Government suffers first Brexit defeat as Lords vote to amend bill to guarantee EU citizens’ rights
March 2, 2017

On Wednesday evening the House of Lords voted overwhelmingly in favour of an amendment to the Government’s Brexit Bill to safeguard the rights of EU citizens’ already living in Britain, post-Brexit. The Lords defied ministers by a voting majority of 358 to 256, following a heated debate in the Lords during which the Government was accused of treating EU citizens like bargaining chips. Labour’s Brexit spokesperson in the House of Lords told the Government, “you can’t do negotiations with people’s futures”.

The amendment requires the Government to introduce proposals to protect EU citizens’ rights to remain in the UK after Brexit within three months of Article 50 of the Lisbon Treaty being triggered. The amendment was proposed by Labour peers and was supported by the Liberal Democrats. Seven Conservative peers defied their party to vote in favour of the amendment.

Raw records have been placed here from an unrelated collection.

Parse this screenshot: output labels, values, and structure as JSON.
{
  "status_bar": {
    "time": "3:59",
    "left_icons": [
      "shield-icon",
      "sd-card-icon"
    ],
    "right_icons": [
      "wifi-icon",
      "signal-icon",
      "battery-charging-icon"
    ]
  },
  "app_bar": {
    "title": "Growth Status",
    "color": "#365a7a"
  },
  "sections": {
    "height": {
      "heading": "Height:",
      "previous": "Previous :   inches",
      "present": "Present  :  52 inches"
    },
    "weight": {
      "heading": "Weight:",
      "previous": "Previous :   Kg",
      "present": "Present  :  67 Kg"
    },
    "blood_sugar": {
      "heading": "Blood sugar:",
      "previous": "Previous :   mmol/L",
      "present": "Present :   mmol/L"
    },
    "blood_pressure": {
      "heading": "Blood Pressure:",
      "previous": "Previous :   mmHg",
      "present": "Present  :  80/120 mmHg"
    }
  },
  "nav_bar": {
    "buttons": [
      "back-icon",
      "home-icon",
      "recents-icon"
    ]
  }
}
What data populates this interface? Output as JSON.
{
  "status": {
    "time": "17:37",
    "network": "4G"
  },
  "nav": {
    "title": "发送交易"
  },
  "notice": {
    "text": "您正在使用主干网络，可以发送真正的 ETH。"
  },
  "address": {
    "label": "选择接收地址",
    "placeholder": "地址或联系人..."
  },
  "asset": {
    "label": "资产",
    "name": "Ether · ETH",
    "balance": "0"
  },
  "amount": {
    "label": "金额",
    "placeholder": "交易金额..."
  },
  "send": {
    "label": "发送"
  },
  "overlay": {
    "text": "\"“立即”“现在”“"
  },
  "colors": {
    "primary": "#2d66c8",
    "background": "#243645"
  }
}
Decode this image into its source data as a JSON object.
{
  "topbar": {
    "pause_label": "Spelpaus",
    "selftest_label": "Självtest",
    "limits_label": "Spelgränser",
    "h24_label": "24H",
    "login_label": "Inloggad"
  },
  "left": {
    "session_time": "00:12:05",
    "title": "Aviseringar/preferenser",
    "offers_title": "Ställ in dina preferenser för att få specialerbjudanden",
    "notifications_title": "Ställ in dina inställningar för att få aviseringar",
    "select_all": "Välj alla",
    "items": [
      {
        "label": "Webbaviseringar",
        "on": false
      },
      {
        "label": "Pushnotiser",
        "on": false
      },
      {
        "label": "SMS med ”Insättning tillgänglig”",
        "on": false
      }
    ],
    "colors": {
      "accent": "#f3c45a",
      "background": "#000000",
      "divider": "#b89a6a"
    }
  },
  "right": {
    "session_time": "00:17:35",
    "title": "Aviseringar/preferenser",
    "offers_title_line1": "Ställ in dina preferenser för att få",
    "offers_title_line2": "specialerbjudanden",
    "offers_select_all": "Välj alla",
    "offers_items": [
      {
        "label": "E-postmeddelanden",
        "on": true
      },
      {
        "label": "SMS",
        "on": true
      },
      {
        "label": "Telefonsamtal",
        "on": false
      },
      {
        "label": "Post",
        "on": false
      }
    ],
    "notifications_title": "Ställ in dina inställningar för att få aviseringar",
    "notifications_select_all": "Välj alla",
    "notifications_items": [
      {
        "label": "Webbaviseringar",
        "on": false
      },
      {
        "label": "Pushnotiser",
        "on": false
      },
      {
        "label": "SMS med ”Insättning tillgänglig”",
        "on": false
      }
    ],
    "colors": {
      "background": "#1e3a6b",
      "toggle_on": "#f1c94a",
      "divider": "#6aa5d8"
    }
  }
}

The Government was said to be disappointed by the defeat, but ministers have made it clear their position on the issue will not change. Peers will next week debate and vote on another amendment to the Bill – to ensure Parliament is given a “meaningful vote” on the Government’s final Brexit deal – following which the Bill will have to return to the House of Commons for further consideration by MPs. When the Bill returns to the Commons, MPs will be able to reject the changes made to the Bill, however such a rejection will mean the Bill must return to the Lords for further consideration. Such a delay will put the Prime Minister’s aim of invoking Article 50 by the end of March at risk.